BOZ: BU YASA PİYASACI BİR ANLAYIŞININ ÜRÜNÜDÜR
Yasa teklifini eleştiren DEM Parti Muş Milletvekili Sümeyya Boz ise şunları söyledi:
"Sağlık; bir binaya, bir reçeteye, bir cihaz raporuna indirgenemez. Sağlık bir toplumun huzurudur, eşitliğidir, hakikatiyle barışıdır. Bu yasa teklifi ise toplumun değil sermayenin çıkarına hizmet eden, halkı müşteri, sağlık çalışanlarını ise performans puanı üreticisine dönüştüren piyasacı bir anlayışının ürünüdür. 20 yıldır sağlıkta dönüşüm adı altında yürüttüğü politikalarla halkın sağlığını değil sermayenin kazancını büyütmüştür bu iktidar. Şehir hastaneleri, kamu-özel iş birliği ve ortaklığı adı altında devlete ait olan kaynakların özel şirketlere nasıl aktarıldığını gördüğümüz devasa yapılar olarak karşımıza çıkmakta.
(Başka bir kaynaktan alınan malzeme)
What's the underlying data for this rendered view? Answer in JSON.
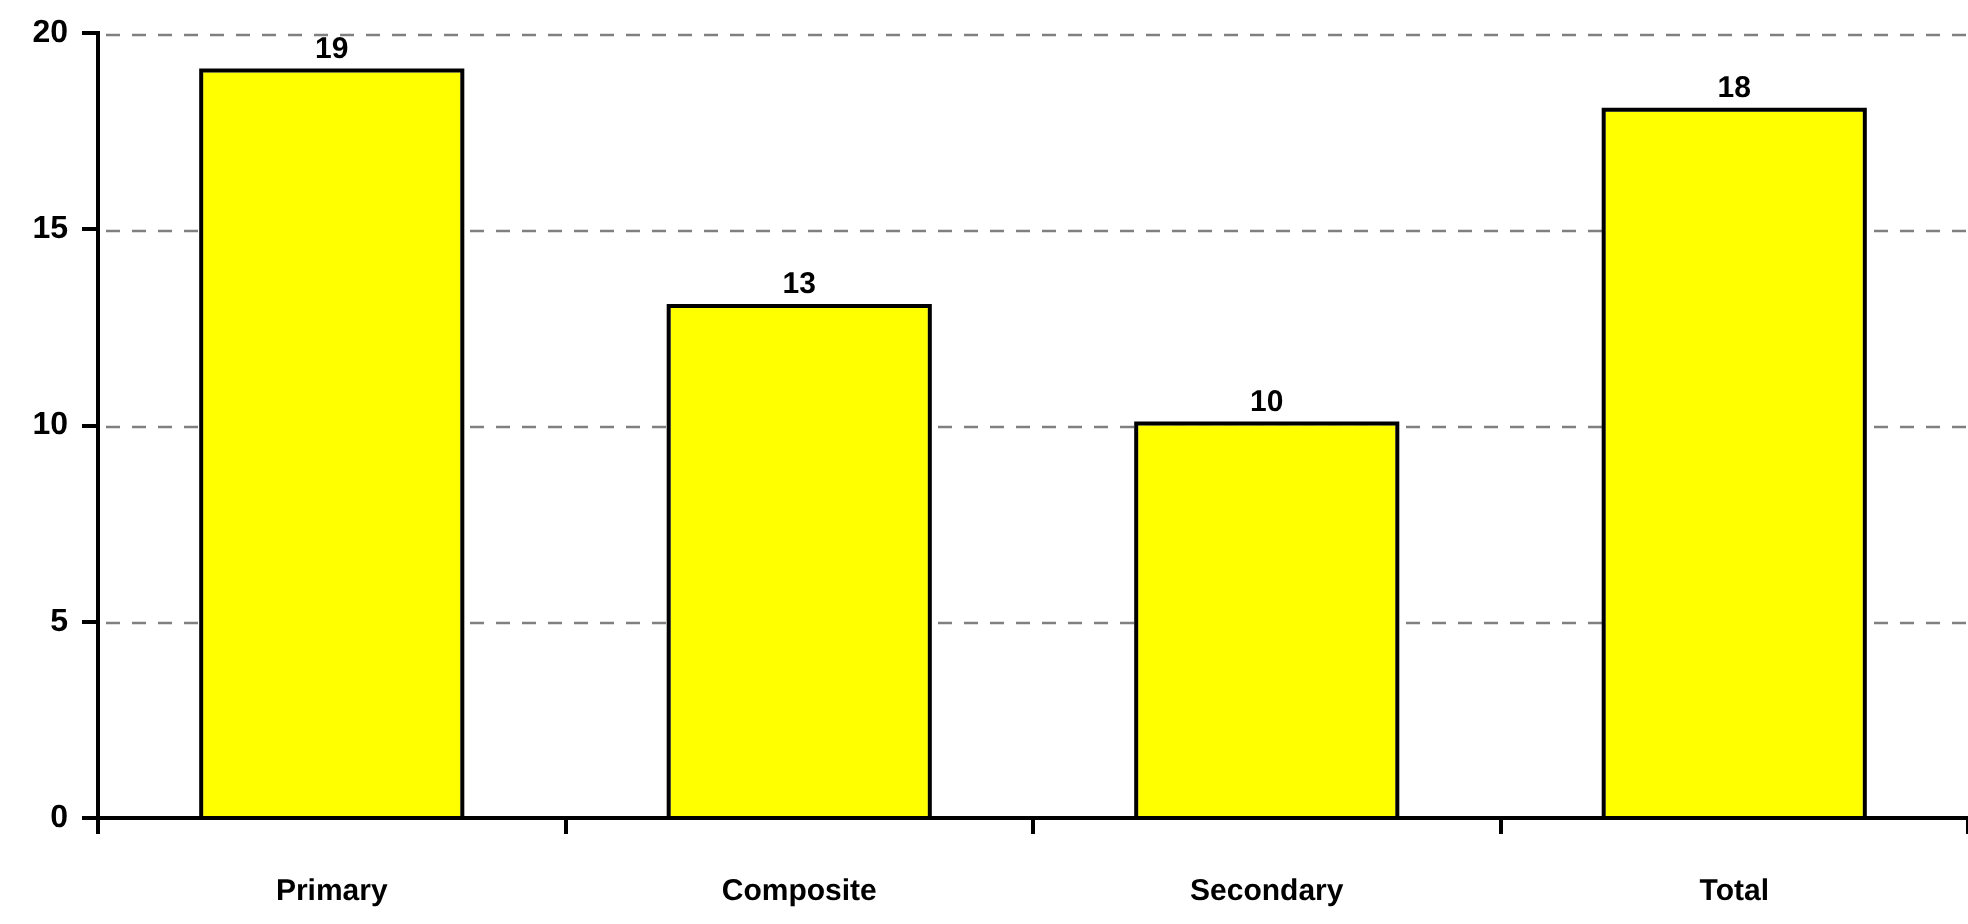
{
  "chart_data": {
    "type": "bar",
    "categories": [
      "Primary",
      "Composite",
      "Secondary",
      "Total"
    ],
    "values": [
      19,
      13,
      10,
      18
    ],
    "color": "#ffff00",
    "ylim": [
      0,
      20
    ],
    "yticks": [
      0,
      5,
      10,
      15,
      20
    ],
    "grid": "y",
    "data_labels": true
  }
}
Bu yapılar halkın cebinden çıkan milyarlarca lirayla yapılan ama halkın hiçbir şekilde faydalanamadığı, ulaşamadığı, hizmet göremediği bir yapı olmaktan öteye gidememiştir. Bugün kamu hastanelerinde randevu almak günler, bazı branşlarda ise aylar sürmekte hatta MR çektiremiyor yurttaşlar. Şöyle ifade edelim; MR randevusu geldiğinde hayatını çoktan kaybetmiş olan yurttaşlar var bu ülkede, bunu hatırlatalım bir kez daha. Birinci basamak hizmetleri çökme noktasında. Aile hekimleri artan bürokratik yük, kısa muayene süreleri, güvencesizlik ve performans baskısı altında ezilmekte, yurttaşlar ise beş dakikaya sığdırılan muayenelerle niteliksiz hizmete mahkûm ediliyor. Bu sistem ne sağlık emekçisini koruyabilir ne de hastayı sağ tutabilir."
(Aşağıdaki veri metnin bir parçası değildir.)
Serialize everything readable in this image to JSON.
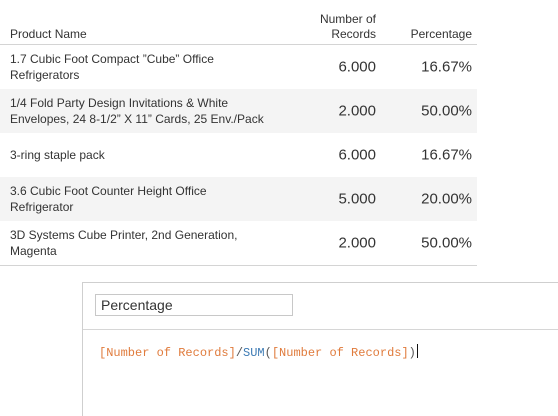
{
  "table": {
    "headers": {
      "product": "Product Name",
      "records_line1": "Number of",
      "records_line2": "Records",
      "percentage": "Percentage"
    },
    "rows": [
      {
        "product_line1": "1.7 Cubic Foot Compact ”Cube” Office",
        "product_line2": "Refrigerators",
        "records": "6.000",
        "percentage": "16.67%"
      },
      {
        "product_line1": "1/4 Fold Party Design Invitations & White",
        "product_line2": "Envelopes, 24 8-1/2” X 11” Cards, 25 Env./Pack",
        "records": "2.000",
        "percentage": "50.00%"
      },
      {
        "product_line1": "3-ring staple pack",
        "product_line2": "",
        "records": "6.000",
        "percentage": "16.67%"
      },
      {
        "product_line1": "3.6 Cubic Foot Counter Height Office",
        "product_line2": "Refrigerator",
        "records": "5.000",
        "percentage": "20.00%"
      },
      {
        "product_line1": "3D Systems Cube Printer, 2nd Generation,",
        "product_line2": "Magenta",
        "records": "2.000",
        "percentage": "50.00%"
      }
    ]
  },
  "calc_editor": {
    "name_value": "Percentage",
    "formula": {
      "field1": "[Number of Records]",
      "operator": "/",
      "function": "SUM",
      "open_paren": "(",
      "field2": "[Number of Records]",
      "close_paren": ")"
    }
  },
  "colors": {
    "field": "#e07b3c",
    "function": "#3c7ab4",
    "row_shade": "#f4f4f4"
  }
}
PALA: SAĞLIK HİZMETLERİNE ERİŞİMLE İLGİLİ HİÇBİR YAKLAŞIM SÖZ KONUSU DEĞİL
Bu teklifin 'Yenidoğan çetesi' gibi çeteleri yaratan sorunları gidermediğine dikkat çeken CHP Bursa Milletvekili Kayıhan Pala ise, teklife ilişkin şunları söyledi:
"Bu kanun teklifi Türkiye'deki sağlık ihtiyaçlarına yanıt vermekten çok uzak. Bu kanun teklifinde kamuoyunda Yenidoğan çetesi olarak bilinen çeteye giden yoldaki sorunları aşmak için hiçbir teklif önerisi yok. Örneğin, yenidoğan yoğun bakımlarında enfeksiyon önlemleri ve antibiyotik kullanımına uygunluk söz konusu olduğunda özel sektördeki hastanelerde bu uygunluk oranı yüzde 23 olarak bulunmuş. Bir başka deyişle her 4 hastanenin 3'ünde yenidoğan yoğun bakımlarında enfeksiyona uygunluk yok, Sağlık Bakanlığının bulgusu. Basit soru şu; bu saptamayı yaptınız, bunu önlemek için şimdi ne yapıyorsunuz? Önümüzdeki kanun teklifinde bununla ilgili hiçbir madde yok.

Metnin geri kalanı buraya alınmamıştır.